Thursday, May 27, 2010

p(category | language)



I've been data mining ~10 years of projects from sourceforge for awhile now to try to understand how languages spread and factors in people adopting them... It's been tricky, but I found the following charts pretty interesting:




(probability of the category for a project given the language)


(1: given a project with N developers, likelihood of being in a particular language, 2: likelihood of a project having N developers in language L)



(log number of developers with N projects)


(increasing use of a language for different tasks over 10 years -- 1: Java, 2: Python)

Next step: correlating factors to explain this stuff.

4 comments:

Noel said...

First image has the bottom text cut off. It is probably the most interesting.

Image 2a) doesn't seem to be more informative than "popular languages are more popular". 2b) suggests that some languages attract loners ;-). It might also be the case that these communities have other sites for open source developers (e.g. Apache for Java) that attract the well connected developers.

I'm not sure what image 4 says. Java peaked in popularity a while ago, and now Python is peaking? There doesn't seem to any consistent trend for any particular category over time, but rather an increase across the board for both languages. Perhaps you forgot to normalise this data?
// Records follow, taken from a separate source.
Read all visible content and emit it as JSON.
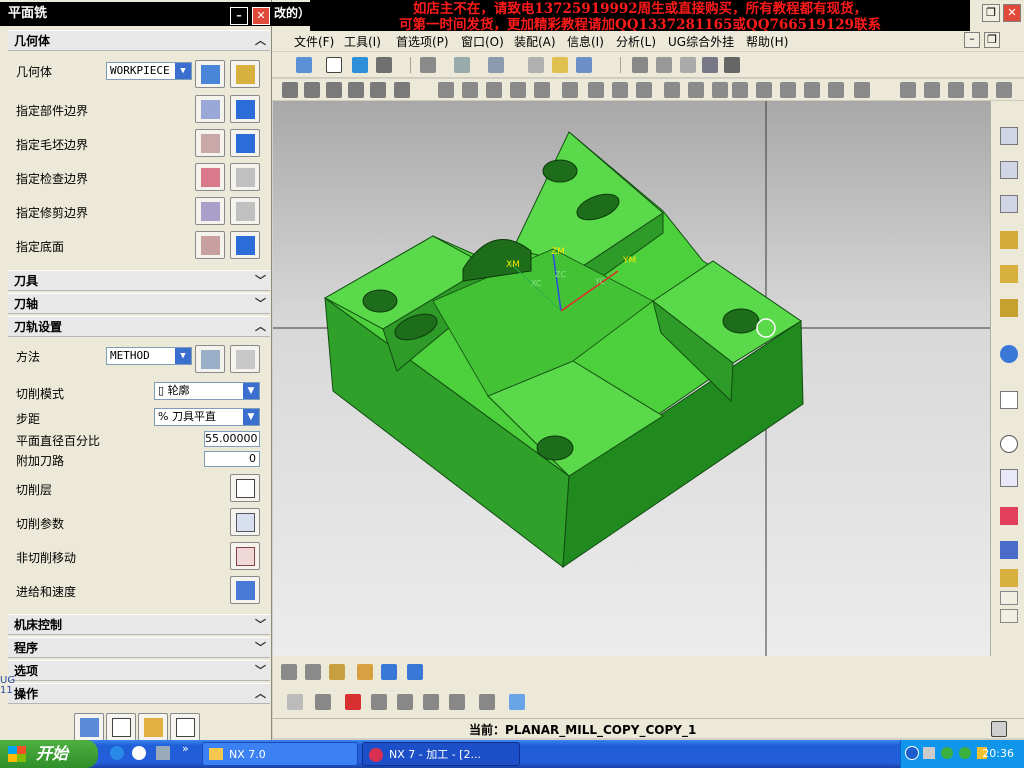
{
  "banner": {
    "line1": "如店主不在，请致电13725919992周生或直接购买，所有教程都有现货，",
    "line2": "可第一时间发货，更加精彩教程请加QQ1337281165或QQ766519129联系"
  },
  "title_tail": "改的）",
  "menu": [
    "文件(F)",
    "工具(I)",
    "首选项(P)",
    "窗口(O)",
    "装配(A)",
    "信息(I)",
    "分析(L)",
    "UG综合外挂",
    "帮助(H)"
  ],
  "panel": {
    "title": "平面铣",
    "sections": {
      "geometry": "几何体",
      "tool": "刀具",
      "axis": "刀轴",
      "path": "刀轨设置",
      "machine": "机床控制",
      "program": "程序",
      "options": "选项",
      "ops": "操作"
    },
    "geometry_label": "几何体",
    "geometry_value": "WORKPIECE",
    "rows": [
      "指定部件边界",
      "指定毛坯边界",
      "指定检查边界",
      "指定修剪边界",
      "指定底面"
    ],
    "method_label": "方法",
    "method_value": "METHOD",
    "cut_mode_label": "切削模式",
    "cut_mode_value": "轮廓",
    "step_label": "步距",
    "step_value": "% 刀具平直",
    "pct_label": "平面直径百分比",
    "pct_value": "55.00000",
    "extra_label": "附加刀路",
    "extra_value": "0",
    "cut_level": "切削层",
    "cut_params": "切削参数",
    "non_cut": "非切削移动",
    "feeds": "进给和速度",
    "side_text": "UG\n11"
  },
  "viewport": {
    "axis_zm": "ZM",
    "axis_ym": "YM",
    "axis_xm": "XM",
    "axis_zc": "ZC",
    "axis_yc": "YC",
    "axis_xc": "XC"
  },
  "status": "当前：PLANAR_MILL_COPY_COPY_1",
  "taskbar": {
    "start": "开始",
    "task1": "NX 7.0",
    "task2": "NX 7 - 加工 - [2...",
    "clock": "20:36"
  },
  "colors": {
    "part_top": "#4cd13c",
    "part_side_left": "#2fa02a",
    "part_side_right": "#208a1e",
    "banner_text": "#ff1a1a"
  }
}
Naturally there will be more projects on SF now than 10 years ago so if you haven't normalised by the total number of projects in each year I'd expect to see this effect.

Slow Byte said...

In the first chart, the lower text labels are cropped :)

lmeyerov said...

Yeah those were just first glances. I might post bigger ones later (I drop a lot of the low frequency categories that people might be interested).
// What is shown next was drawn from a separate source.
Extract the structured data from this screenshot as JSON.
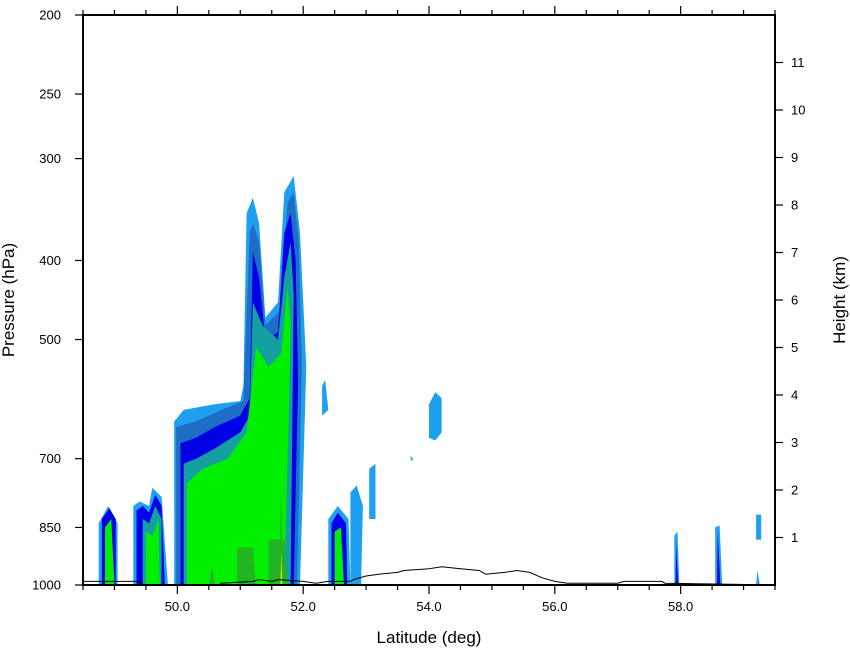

Right now, I'm focusing on predicting which language is used for which project (e.g., a simple but brutally effective gauge is the language you used previously). Haven't done any machine learning nor statistics for a year so it's been rough slogging :)

lmeyerov said...

4 is tricky. I want to show language growth, but normalizing by # of projects in that year will show popularity relative to other languages: even if a language grows, doing normalizing this way could show a decrease in popularity. Not sure how to decouple increasing popularity of open source, sourceforge, and programming from language popularity -- there are already oddities surfacing like the spike in 2007 and the fade out in 2009 (that weird band on the right), which might be due to changes in SF settings or the rise of sites like google code.
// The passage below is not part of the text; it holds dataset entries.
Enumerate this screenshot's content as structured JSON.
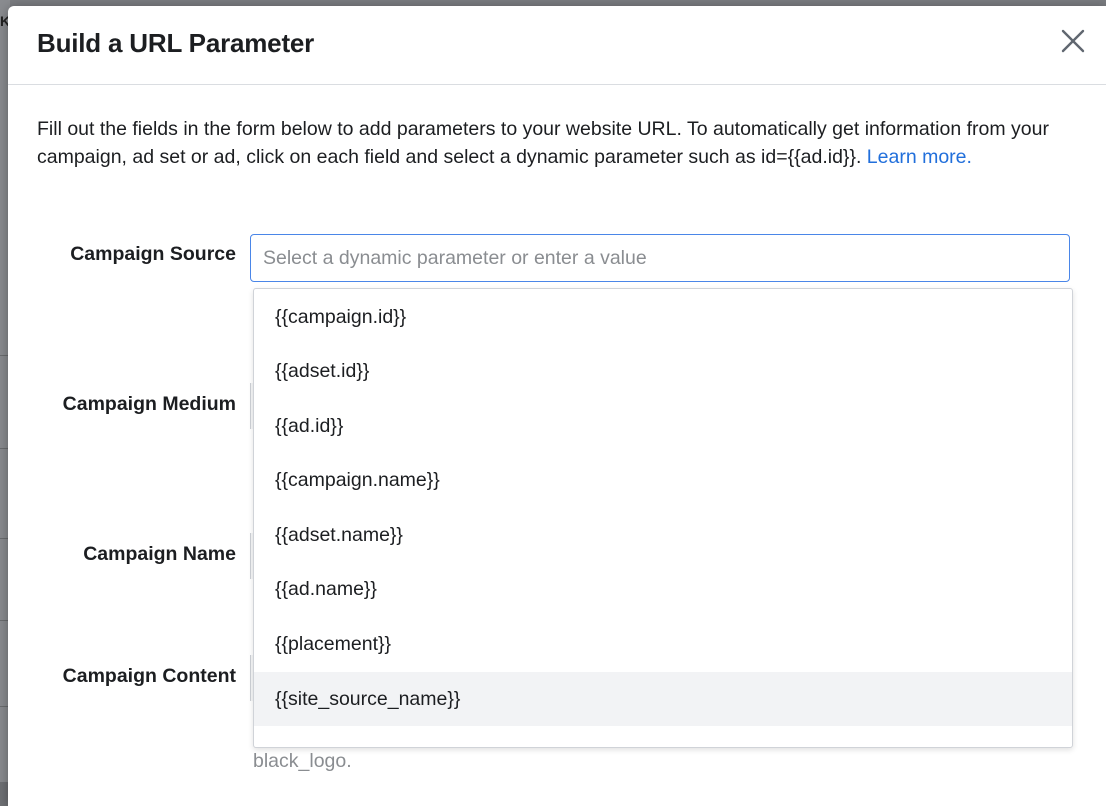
{
  "dialog": {
    "title": "Build a URL Parameter",
    "close_label": "Close"
  },
  "intro": {
    "text": "Fill out the fields in the form below to add parameters to your website URL. To automatically get information from your campaign, ad set or ad, click on each field and select a dynamic parameter such as id={{ad.id}}.",
    "link": "Learn more."
  },
  "fields": {
    "source_label": "Campaign Source",
    "medium_label": "Campaign Medium",
    "name_label": "Campaign Name",
    "content_label": "Campaign Content"
  },
  "source_input": {
    "placeholder": "Select a dynamic parameter or enter a value",
    "value": ""
  },
  "dropdown": {
    "options": [
      "{{campaign.id}}",
      "{{adset.id}}",
      "{{ad.id}}",
      "{{campaign.name}}",
      "{{adset.name}}",
      "{{ad.name}}",
      "{{placement}}",
      "{{site_source_name}}"
    ],
    "hovered_index": 7
  },
  "below_text": "black_logo.",
  "colors": {
    "link": "#216fdb",
    "focus_border": "#4a86e8",
    "text": "#1c1e21",
    "placeholder": "#8a8d91",
    "hover_bg": "#f2f3f5"
  },
  "icons": {
    "close": "close-icon"
  }
}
While these are interesting at a surface level, I want to start trying to answer questions with the data. Going to try to crank out an interesting predictor this weekend for which language gets picked for a project using some funny tensor factorization etc. algorithms that I don't yet understand. Any thoughts would be welcome -- I'm thinking of also trying to do a user survey of perceived important factors in picking a language to compare against (sort of like the righttoolforthejob survey but a little more planned for getting at particular data).